Miasto będące w centrum "Iliady" Homera i "Eneidy" Wergiliusza, jest jednym z najbardziej legendarnych miejsc w klasycznej mitologii greckiej. Fantastyczne elementy splatają się tam z opowieściami, które mogły mieć podłoże historyczne - ingerencja bogów w wojnę trojańską, Achilles, czy słynny drewniany koń wypełniony greckimi żołnierzami - archeolodzy wierzą, że niektóre aspekty tych historii są prawdziwe.
Blisko 150 lat wykopalisk na tym miejscu ujawniło, że nie tylko było ono zamieszkane przez 4000 lat, ale także, że w późnej epoce brązu (kiedy według legendy miała się odbyć wojna trojańska) Trojanie nagle zaczęli przygotowywać się na atak z zewnątrz. Badacze wciąż szukają dowodów na bitwę, która miała tam mieć miejsce, jednak z uwagi na strategiczne położenie Troi przy ujściu rzeki są pewni, że takie dowody odnajdą.
Odkąd Geoffrey z Monmouth opisał Zamek Tintagel jako miejsce narodzin Króla Artura z jego legendą kojarzona była twierdza wybudowana na skalistym wybrzeżu Kornwalii w XIII wieku. Niedawno okazało się jednak, że pod ruinami zamku leży jeszcze starsza osada, która mogła istnieć w czasach legendarnego władcy.
Archeolodzy mówią, że dawna osada była bogatym miejscem, do którego na bardzo dużą skalę przybywały luksusowe towary znad Morza Śródziemnego. Zespół badawczy nie jest w stanie określić czy władcą tego miejsca był rzeczywiście król Artur, jednak jak mówią — jego postać pasuje im do tamtego momentu w historii. Niezależnie od tego, czy legendarny Artur rzeczywiście tam przebywał, czy nie, to stał się on częścią historii przekazywanej przez całe pokolenia mieszkańców okolic zamku w Tintagel.
Hiszpańscy konkwistadorzy po raz pierwszy w XVI wieku opisali tę mityczną południowoamerykańską krainę pełną bogactw.

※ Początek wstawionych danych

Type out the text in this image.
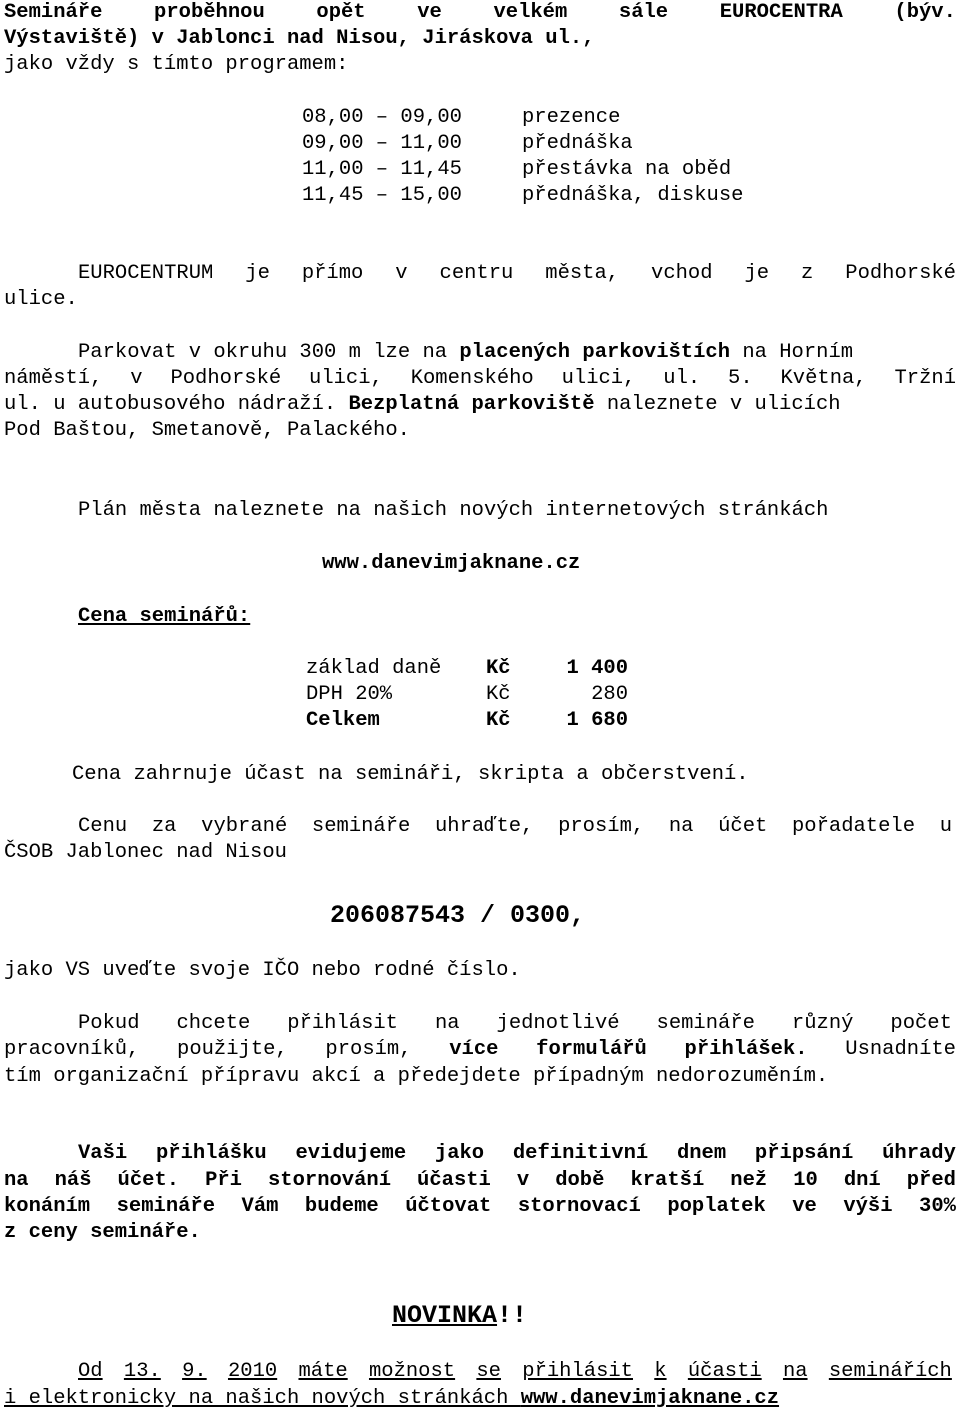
Semináře	proběhnou	opět	ve	velkém	sále	EUROCENTRA	(býv.
Výstaviště) v Jablonci nad Nisou, Jiráskova ul.,
jako vždy s tímto programem:
08,00 – 09,00	prezence
09,00 – 11,00	přednáška
11,00 – 11,45	přestávka na oběd
11,45 – 15,00	přednáška, diskuse
EUROCENTRUM je přímo v centru města, vchod je z Podhorské
ulice.
Parkovat v okruhu 300 m lze na placených parkovištích na Horním
náměstí, v Podhorské ulici, Komenského ulici, ul. 5. Května, Tržní
ul. u autobusového nádraží. Bezplatná parkoviště naleznete v ulicích
Pod Baštou, Smetanově, Palackého.
Plán města naleznete na našich nových internetových stránkách
www.danevimjaknane.cz
Cena seminářů:
základ daně Kč	1 400
DPH 20%	Kč	280
Celkem	Kč	1 680
Cena zahrnuje účast na semináři, skripta a občerstvení.
Cenu za vybrané semináře uhraďte, prosím, na účet pořadatele u
ČSOB Jablonec nad Nisou
206087543 / 0300,
jako VS uveďte svoje IČO nebo rodné číslo.
Pokud chcete přihlásit na jednotlivé semináře různý počet
pracovníků, použijte, prosím, více formulářů přihlášek. Usnadníte
tím organizační přípravu akcí a předejdete případným nedorozuměním.
Vaši přihlášku evidujeme jako definitivní dnem připsání úhrady
na náš účet. Při stornování účasti v době kratší než 10 dní před
konáním semináře Vám budeme účtovat stornovací poplatek ve výši 30%
z ceny semináře.
NOVINKA!!
Od 13. 9. 2010 máte možnost se přihlásit k účasti na seminářích
i elektronicky na našich nových stránkách www.danevimjaknane.cz
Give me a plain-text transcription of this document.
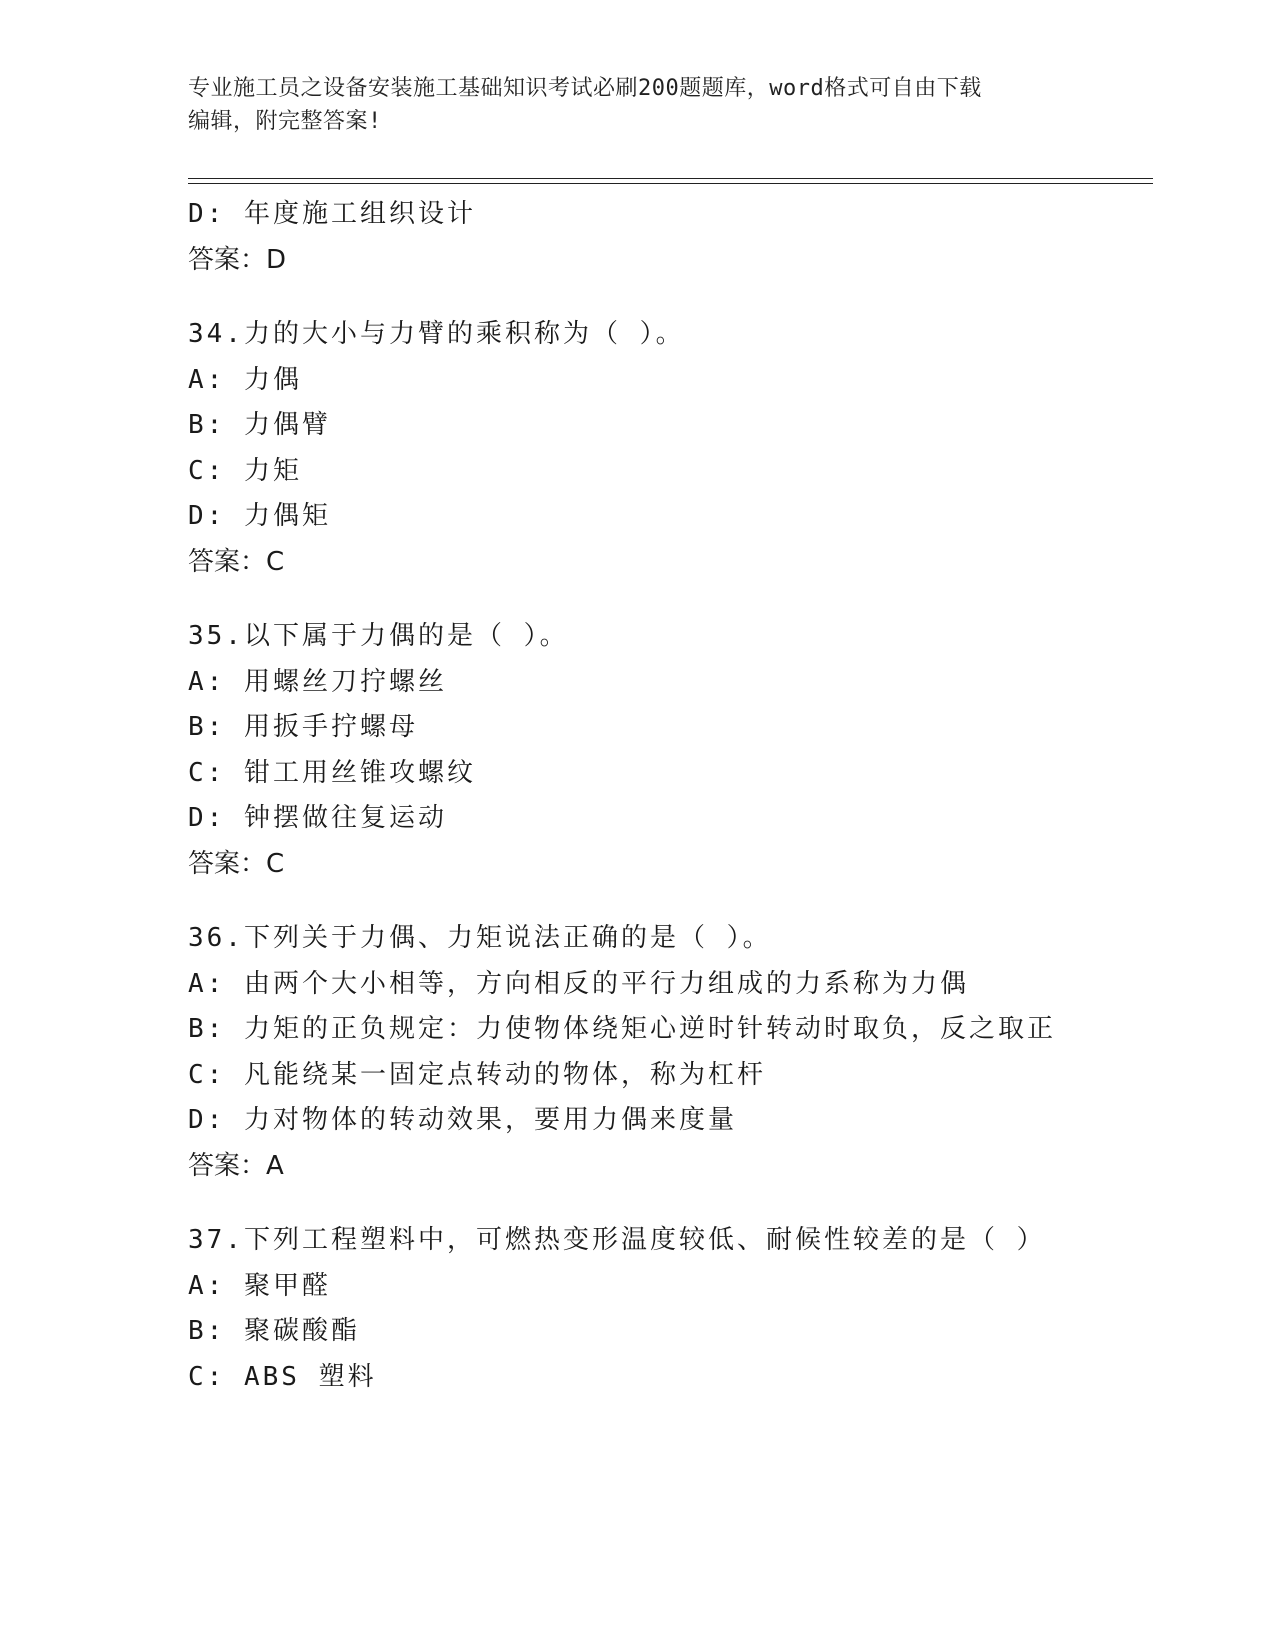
专业施工员之设备安装施工基础知识考试必刷200题题库，word格式可自由下载
编辑，附完整答案!
D: 年度施工组织设计
答案：D
34.力的大小与力臂的乘积称为（ ）。
A: 力偶
B: 力偶臂
C: 力矩
D: 力偶矩
答案：C
35.以下属于力偶的是（ ）。
A: 用螺丝刀拧螺丝
B: 用扳手拧螺母
C: 钳工用丝锥攻螺纹
D: 钟摆做往复运动
答案：C
36.下列关于力偶、力矩说法正确的是（ ）。
A: 由两个大小相等，方向相反的平行力组成的力系称为力偶
B: 力矩的正负规定：力使物体绕矩心逆时针转动时取负，反之取正
C: 凡能绕某一固定点转动的物体，称为杠杆
D: 力对物体的转动效果，要用力偶来度量
答案：A
37.下列工程塑料中，可燃热变形温度较低、耐候性较差的是（ ）
A: 聚甲醛
B: 聚碳酸酯
C: ABS 塑料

W kolejnych stuleciach poszukiwacze gorączkowo wypatrywali El Dorado w Kolumbii, Wenezueli, Gujanie i Brazylii, jednak bezskutecznie. Ostatecznie stracono nadzieję na odnalezienie tego miejsca.
Możliwe jednak, że poddano się zbyt wcześnie. Juan Pablo Quintero-Guzmán, archeolog z Muzeum Złota w Kolumbii, mówi, że porażka w dawnych poszukiwaniach nie oznacza, iż w opowieści nie ma ziarna prawdy, gdyż ofiary tego rodzaju składano na wszystkich jeziorach w Kolumbii. Archeolog jest zdania, że najważniejszym z nich było Jezioro Guatavita w latach 600 - 1600 n.e.
W ciągu ostatnich 400 lat z Guatavita wydobyto liczne artefakty - od stopu złota i miedzi, szmaragdów i glinianych naczyń po bawełnę i czaszki zwierząt. W swoich badaniach Quintero-Guzmán znalazł dowody, że rytuały te odbywały się na brzegu jeziora i mogło tam istnieć miejsce ceremonialne do składania ofiar, możliwe więc, że to właśnie stąd pochodzi opowieść o El Dorado.
W 2018 roku Ain Dara - licząca 3 tys. lat świątynia w Syrii została zniszczona na skutek bombardowania tureckiego lotnictwa. Niektórzy archeolodzy zidentyfikowali ją w latach 80. XX wieku jako biblijną Świątynię Salomona.
Ruiny miały więcej cech wspólnych ze świątynią opisaną w Księdze Królów niż jakiekolwiek inne stanowisko archeologiczne w regionie. Mowa tutaj m.in. o murach ozdobionych reliefami lwów i cherubów, dziedzińcu wyłożonym płytami kamiennymi, monumentalnych schodach strzeżonych przez sfinksy i wielopiętrowym korytarzu. Nawet jego lokalizacja na podwyższeniu z widokiem na miasto przypomina opis świątyni z Biblii.
Niestety na skutek bombardowań oraz późniejszego splądrowania miejsca archeologowie nie są w stanie odnaleźć żadnych nowych dowodów na pochodzenie świątyni.